Samiam
Astray
[Hopeless]
Rating: 3.8
It's funny, I can't help misreading the title of this album. That's
probably due to seldom having read the word "astray" without its usual
suffix of "led." Maybe "astray" just isn't a word that stands well on
its own. No matter how many times I glance at it, I wind up reading it
like ash-tray without the "h." Yes, that's right. Ass-tray. Which, in
turn, makes me think of bed-pans. Or more specifically, of an old
incontinent mummy-looking character at a nursing home doing it into a
bed-pan. Foul. Granted, that's just my dumb penchant for pointless word
association at work, but what could be any further from the silly X-Games
imagery this album wants so desperately to suggest? Moving on...
A super-abridged review to Samiam's Astray might go something like
"Chn-chn-chn-chn-raaahhhh!" And I might just have left it at that, had I not
gotten so stumped on the written rendering of drum fills and crash cymbals
(pssh?). If nothing else, I can now proudly say I know how to spell
onomatopoeia. Thank you, Samiam.
I want to stop right here. Badly. But I don't want to give the impression
that I'm this awfully slipshod, lazy guy. (Plus, there's a word minimum on
these things.) The point is, though, that I did truly suffer for this review.
Like, one distant day when Pitchfork issues service medals to its
writers, I expect to be donning a big, shiny-ass one for Valor in the Face
of Grave Suckitude. Do give me some credit though. I realize that one
person's sonic endurance trial is another's... uh, I don't know. Bad taste?
Okay. I'll do my best to keep the objectivity button in the "on" position.
Click. Wink, wink.
You may enjoy the hell out of this album, after all. Maybe I can
help you figure out your chances. You a big fan of palm-muted guitar? Oh
yeah? Swell, cause there's enough of that in these verses to make Slayer
twitch with envy or Megadeth blush like girls in a Jane Austen novel.
Chn-chn-chn-chn. Dope, eh? Perhaps, you reserve a luxury suite in your heart
for generic, flatly screamed vocals about (surprise!) love and break-ups?

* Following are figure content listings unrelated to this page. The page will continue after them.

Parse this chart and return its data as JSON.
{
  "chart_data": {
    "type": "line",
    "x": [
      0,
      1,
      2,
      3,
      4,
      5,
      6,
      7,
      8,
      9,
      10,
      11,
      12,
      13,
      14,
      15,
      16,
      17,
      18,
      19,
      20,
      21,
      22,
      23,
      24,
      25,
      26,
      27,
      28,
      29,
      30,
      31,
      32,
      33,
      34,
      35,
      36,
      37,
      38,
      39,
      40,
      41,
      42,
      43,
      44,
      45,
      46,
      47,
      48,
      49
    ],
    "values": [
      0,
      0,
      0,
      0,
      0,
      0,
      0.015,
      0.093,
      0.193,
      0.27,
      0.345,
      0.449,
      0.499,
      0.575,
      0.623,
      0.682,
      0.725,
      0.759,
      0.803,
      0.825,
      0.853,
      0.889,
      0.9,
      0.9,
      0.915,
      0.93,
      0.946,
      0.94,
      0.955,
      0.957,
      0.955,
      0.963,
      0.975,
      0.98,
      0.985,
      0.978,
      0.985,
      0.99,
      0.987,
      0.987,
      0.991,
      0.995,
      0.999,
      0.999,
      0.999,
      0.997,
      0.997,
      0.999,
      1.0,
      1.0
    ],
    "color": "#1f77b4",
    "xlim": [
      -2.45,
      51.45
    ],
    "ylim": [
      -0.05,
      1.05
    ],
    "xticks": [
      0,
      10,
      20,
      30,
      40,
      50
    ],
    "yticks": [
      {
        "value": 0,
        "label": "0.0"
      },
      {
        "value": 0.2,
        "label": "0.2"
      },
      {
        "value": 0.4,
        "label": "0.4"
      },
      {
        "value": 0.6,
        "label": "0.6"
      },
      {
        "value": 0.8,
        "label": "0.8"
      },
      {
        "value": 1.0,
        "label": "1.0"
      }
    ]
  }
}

Well, hell, that's two for two-- we're in business my friend! And did you
always love Bryan Adams' poignant, longing lyrics but wished he might have
been a little more obvious and trite? Put down your heavy bags and rest those
legs. You have found a home.
Since I'm bound to specifically comment on the songs at some point,
let's get it over with. Astray actually started out fairly well. The
first 30 seconds of the opening track, "Sunshine," seemed to hint at
pleasant, up-tempo, if standard emo-fare. But then the distortion hit and
the drummer banged out a ham-fisted build-up-to-the-rockin'-chorus sort of
fill. Suddenly, a fucking skateboard flew out of my speaker and clocked me
in the face. When I looked up and saw the troupe of BMX guys doing handstands
on their handlebars, figure-8'ing around and around my room, I knew I'd
fallen into ESPN2 hell.
The first 10 seconds of "Wisconsin," the second song, are also deceivingly
alright (these are exact numbers by the way). Nicely dissonant chords and
solid drumming made me think I was in for something in the same vein as
Superchunk's "Precision Auto." Well, not exactly. Nevertheless, this track
is probably the album's strongest.
Track three: "We're travelling destinationless with an open ticket for a
one way trip free of any expectations."
Track four, "Mud Hill" is, inexplicably, the song that Hopeless Records (I'll
leave that one alone) seems to want to push as the album's star single. It's
nowhere near the best song on the album, although, really, after you get past
the first two tracks, it's a pretty tight race for the bronze. Come to think
of it, this album is sort of like the Special Olympics of Rock. Everyone's a
winner, but only to Mom and Dad.
I can't go on, so just trust me. Aside from infrequent flashes of nice
guitar work (and it's like bird-watching to find them) that lay buried way
too deep in power-fuzz, there isn't much here to work with. Samiam have taken
a pretty harsh fall. Other bands of this ilk, some of which get no respect,
like, for example, Knapsack (with whom Samiam has shared a member in the past)
pull of this exact same routine in a much more impressive fashion. And
Superchunk, who likewise have a limited stylistic range, manage to write
rockin', super-kinetic, and fun sing-along songs, accomplishing with chaotic
flair what this Samiam album can so obviously not. But as a soundtrack to
that cable-access extreme sports show you've been planning, or as background
music while you Do the Dew, this shit rocks!